Although this isn’t a new bass model as such, what we have here is the latest iteration of Nathan East’s signature Yamaha - and with Mr East still trailblazing around the globe with his basses in tow, he’s obviously very happy with them.
Nathan’s association with Yamaha goes back around 40 years, and this model is the summation of all the Yamaha instruments that have passed through his hands. So what does one of the busiest sidemen on the planet require from a bass? Let’s put his signature model under the microscope and take a look.
A gloss white finish and matching headstock, paired with gold hardware? The sleek image of this bass will rub a few players up the wrong way - but it’s a classic look. The body shape doesn’t break away from the norm too much, but there is a deep lower cutaway offering great access to the 24 frets. The sculpting and contouring to the rear provide a comfortable dip around the stomach area before sculpting outwards, thus reducing the overall body depth. As a through-neck bass, the continuity is quite linear, although the neck-to-body join isn’t especially shallow.

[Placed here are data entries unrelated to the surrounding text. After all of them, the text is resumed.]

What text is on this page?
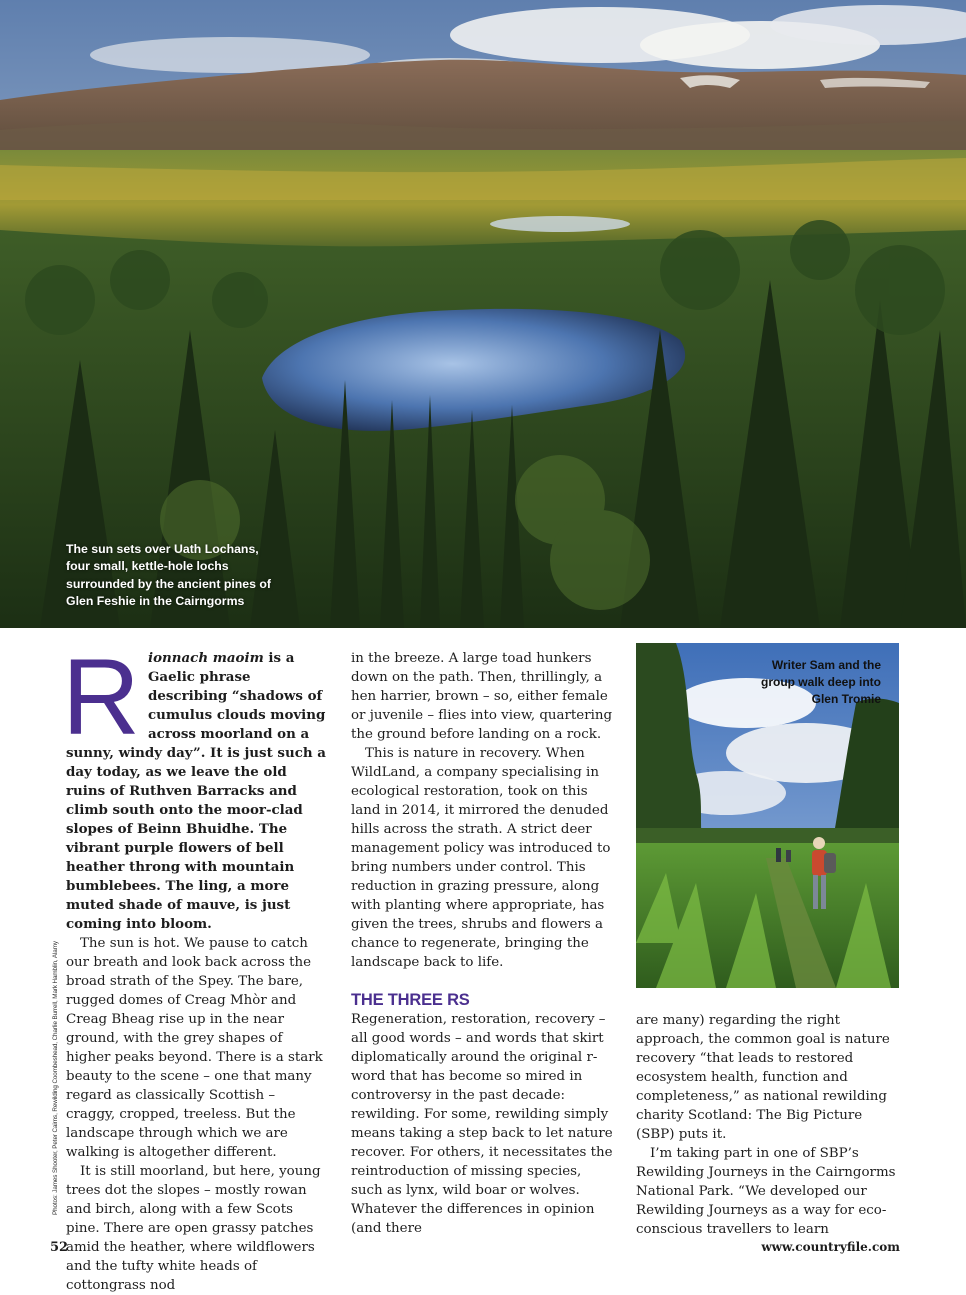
The sun sets over Uath Lochans, four small, kettle-hole lochs surrounded by the ancient pines of Glen Feshie in the Cairngorms

Rionnach maoim is a Gaelic phrase describing “shadows of cumulus clouds moving across moorland on a sunny, windy day”. It is just such a day today, as we leave the old ruins of Ruthven Barracks and climb south onto the moor-clad slopes of Beinn Bhuidhe. The vibrant purple flowers of bell heather throng with mountain bumblebees. The ling, a more muted shade of mauve, is just coming into bloom.

The sun is hot. We pause to catch our breath and look back across the broad strath of the Spey. The bare, rugged domes of Creag Mhòr and Creag Bheag rise up in the near ground, with the grey shapes of higher peaks beyond. There is a stark beauty to the scene – one that many regard as classically Scottish – craggy, cropped, treeless. But the landscape through which we are walking is altogether different.

It is still moorland, but here, young trees dot the slopes – mostly rowan and birch, along with a few Scots pine. There are open grassy patches amid the heather, where wildflowers and the tufty white heads of cottongrass nod

in the breeze. A large toad hunkers down on the path. Then, thrillingly, a hen harrier, brown – so, either female or juvenile – flies into view, quartering the ground before landing on a rock.

This is nature in recovery. When WildLand, a company specialising in ecological restoration, took on this land in 2014, it mirrored the denuded hills across the strath. A strict deer management policy was introduced to bring numbers under control. This reduction in grazing pressure, along with planting where appropriate, has given the trees, shrubs and flowers a chance to regenerate, bringing the landscape back to life.

THE THREE RS

Regeneration, restoration, recovery – all good words – and words that skirt diplomatically around the original r-word that has become so mired in controversy in the past decade: rewilding. For some, rewilding simply means taking a step back to let nature recover. For others, it necessitates the reintroduction of missing species, such as lynx, wild boar or wolves. Whatever the differences in opinion (and there

Writer Sam and the group walk deep into Glen Tromie

are many) regarding the right approach, the common goal is nature recovery “that leads to restored ecosystem health, function and completeness,” as national rewilding charity Scotland: The Big Picture (SBP) puts it.

I’m taking part in one of SBP’s Rewilding Journeys in the Cairngorms National Park. “We developed our Rewilding Journeys as a way for eco-conscious travellers to learn

Photos: James Shooter, Peter Cairns, Rewilding Coombeshead, Charlie Burrell, Mark Hamblin, Alamy
52	www.countryfile.com
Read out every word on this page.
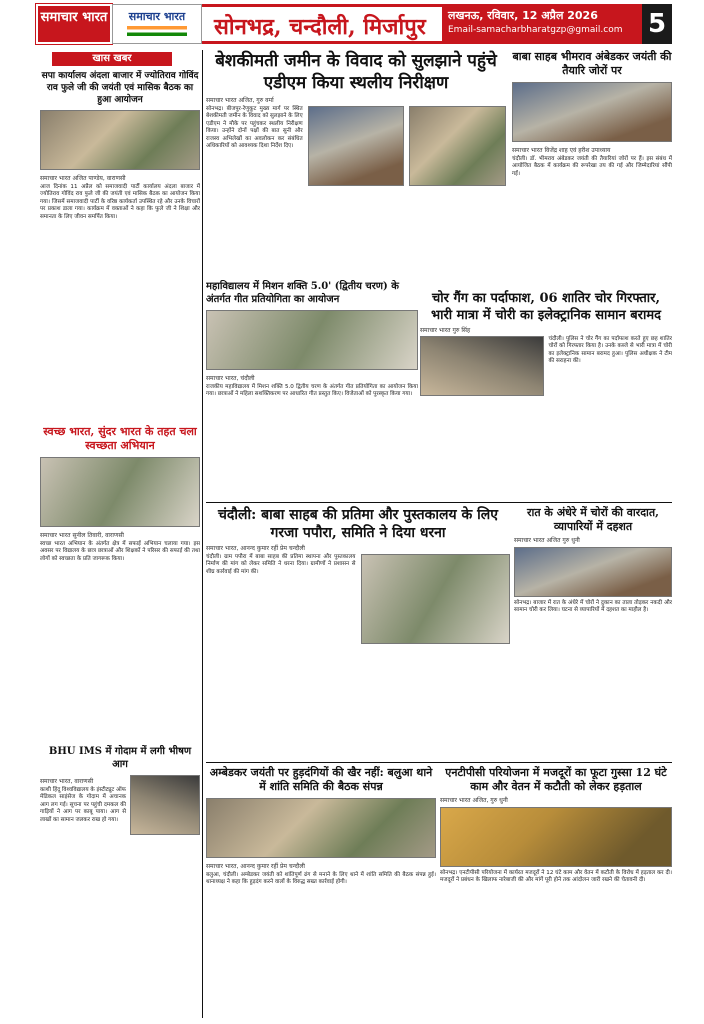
समाचार भारत	समाचार भारत	सोनभद्र, चन्दौली, मिर्जापुर	लखनऊ, रविवार, 12 अप्रैल 2026
Email-samacharbharatgzp@gmail.com 5
खास खबर
सपा कार्यालय अंदला बाजार में ज्योतिराव गोविंद राव फुले जी की जयंती एवं मासिक बैठक का हुआ आयोजन
समाचार भारत अजित पाण्डेय, वाराणसी
आज दिनांक 11 अप्रैल को समाजवादी पार्टी कार्यालय अंदला बाजार में ज्योतिराव गोविंद राव फुले जी की जयंती एवं मासिक बैठक का आयोजन किया गया। जिसमें समाजवादी पार्टी के वरिष्ठ कार्यकर्ता उपस्थित रहे और उनके विचारों पर प्रकाश डाला गया। कार्यक्रम में वक्ताओं ने कहा कि फुले जी ने शिक्षा और समानता के लिए जीवन समर्पित किया।
स्वच्छ भारत, सुंदर भारत के तहत चला स्वच्छता अभियान
समाचार भारत सुनील तिवारी, वाराणसी
स्वच्छ भारत अभियान के अंतर्गत क्षेत्र में सफाई अभियान चलाया गया। इस अवसर पर विद्यालय के छात्र छात्राओं और शिक्षकों ने परिसर की सफाई की तथा लोगों को स्वच्छता के प्रति जागरूक किया।
BHU IMS में गोदाम में लगी भीषण आग
समाचार भारत, वाराणसी
काशी हिंदू विश्वविद्यालय के इंस्टीट्यूट ऑफ मेडिकल साइंसेज के गोदाम में अचानक आग लग गई। सूचना पर पहुंची दमकल की गाड़ियों ने आग पर काबू पाया। आग से लाखों का सामान जलकर राख हो गया।
बेशकीमती जमीन के विवाद को सुलझाने पहुंचे एडीएम किया स्थलीय निरीक्षण
समाचार भारत अजित, गुरु वर्मा
सोनभद्र। बीजपुर-रेणुकूट मुख्य मार्ग पर स्थित बेशकीमती जमीन के विवाद को सुलझाने के लिए एडीएम ने मौके पर पहुंचकर स्थलीय निरीक्षण किया। उन्होंने दोनों पक्षों की बात सुनी और राजस्व अभिलेखों का अवलोकन कर संबंधित अधिकारियों को आवश्यक दिशा निर्देश दिए।
महाविद्यालय में मिशन शक्ति 5.0' (द्वितीय चरण) के अंतर्गत गीत प्रतियोगिता का आयोजन
समाचार भारत, चंदौली
राजकीय महाविद्यालय में मिशन शक्ति 5.0 द्वितीय चरण के अंतर्गत गीत प्रतियोगिता का आयोजन किया गया। छात्राओं ने महिला सशक्तिकरण पर आधारित गीत प्रस्तुत किए। विजेताओं को पुरस्कृत किया गया।
बाबा साहब भीमराव अंबेडकर जयंती की तैयारि जोरों पर
समाचार भारत विजेंद्र शाह एवं हरीश उपाध्याय
चंदौली। डॉ. भीमराव अंबेडकर जयंती की तैयारियां जोरों पर हैं। इस संबंध में आयोजित बैठक में कार्यक्रम की रूपरेखा तय की गई और जिम्मेदारियां सौंपी गईं।
चोर गैंग का पर्दाफाश, 06 शातिर चोर गिरफ्तार, भारी मात्रा में चोरी का इलेक्ट्रानिक सामान बरामद
समाचार भारत गुरु सिंह
चंदौली। पुलिस ने चोर गैंग का पर्दाफाश करते हुए छह शातिर चोरों को गिरफ्तार किया है। उनके कब्जे से भारी मात्रा में चोरी का इलेक्ट्रानिक सामान बरामद हुआ। पुलिस अधीक्षक ने टीम की सराहना की।
चंदौली: बाबा साहब की प्रतिमा और पुस्तकालय के लिए गरजा पपौरा, समिति ने दिया धरना
समाचार भारत, आनन्द कुमार रहीं प्रेम चन्दौली
चंदौली। ग्राम पपौरा में बाबा साहब की प्रतिमा स्थापना और पुस्तकालय निर्माण की मांग को लेकर समिति ने धरना दिया। ग्रामीणों ने प्रशासन से शीघ्र कार्रवाई की मांग की।
रात के अंधेरे में चोरों की वारदात, व्यापारियों में दहशत
समाचार भारत अजित गुरु धुनी
सोनभद्र। बाजार में रात के अंधेरे में चोरों ने दुकान का ताला तोड़कर नकदी और सामान चोरी कर लिया। घटना से व्यापारियों में दहशत का माहौल है।
अम्बेडकर जयंती पर हुड़दंगियों की खैर नहीं: बलुआ थाने में शांति समिति की बैठक संपन्न
समाचार भारत, आनन्द कुमार रहीं प्रेम चन्दौली
बलुआ, चंदौली। अम्बेडकर जयंती को शांतिपूर्ण ढंग से मनाने के लिए थाने में शांति समिति की बैठक संपन्न हुई। थानाध्यक्ष ने कहा कि हुड़दंग करने वालों के विरुद्ध सख्त कार्रवाई होगी।
एनटीपीसी परियोजना में मजदूरों का फूटा गुस्सा 12 घंटे काम और वेतन में कटौती को लेकर हड़ताल
समाचार भारत अजित, गुरु धुनी
सोनभद्र। एनटीपीसी परियोजना में कार्यरत मजदूरों ने 12 घंटे काम और वेतन में कटौती के विरोध में हड़ताल कर दी। मजदूरों ने प्रबंधन के खिलाफ नारेबाजी की और मांगें पूरी होने तक आंदोलन जारी रखने की चेतावनी दी।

There is some headstock bias, and this isn’t the lightest instrument around, but at least it feels appropriately substantial. The dark ebony fingerboard comes fitted with abalone block position markers and a custom marker at the 12th fret, while the side of the neck sports white dot markers. The neck profile is full, but it’s not a struggle to get your fretting hand around it. Although the fingerboard is broad, the fine setup, comfortable action and standard 19mm string spacing make this a very enjoyable bass to play.
The hardware is high quality, as you would expect. Individual Yamaha monorail bridge saddles improve sustain and maintain tuning stability, while the gold machine heads come equipped with mother-of-pearl tuners - a classy touch. Truss-rod access comes via a deep recess at the neck/body join, and a recessed jack socket can be found on the side of the body below the strap button.
Bearing the signature of a player with technique and taste, you would expect the BBNEII to offer a wide palette of sounds... and it does. Its weight and dimensions mean that every nuance and string vibration is conveyed through the body. Hold it against you as you play and you will feel it, we assure you. Sustain is excellent and the overall resonance is impressive.
With the EQ set flat, the bass has a naturally woody fundamental, no doubt aided by its alder, maple and mahogany timbers. Panning between the pickups reveals a good selection of usable tones. The ebony fingerboard certainly contributes to the hard tone that seems to run through anything you play, but the EQ is flexible enough to add some light and shade. The mid-cut switch and mid-frequency selector are certainly a useful addition, should you require a ‘song’ sound and a pushed, upfront bass tone for extra projection.
With both boost and cut on offer, the EQ is impressively voiced with a powerful bottom end, strong mids and a tight, crisp treble response. Fingerstyle players will enjoy the versatility of the EQ, while rock fans will dig the hefty tone that can be coaxed from this beast, dressed though it is in the crispest of suits. On the downside, the low B string is a little flappy; given the 34” scale, we were hoping for a slightly tighter response so that the lower register notes would stand out and have some defined character. But if it works for the mighty East...
This bass can be heard on a million albums and YouTube clips, so evidence of its performance capabilities is easily obtained. One thing’s for sure, it’s adept at covering many musical requirements. We doubt many bassists would feel disappointed with it.
This is a bass that offers a lot for its upmarket price. It oozes class and has tones for virtually any musical setting. In terms of playability, Yamaha have drawn on East’s years of playing experience to deliver a splendid instrument. A new six-string headless signature version has just been unveiled at NAMM, so we look forward to seeing that model. For now, the BBNEII remains a serious force of its own.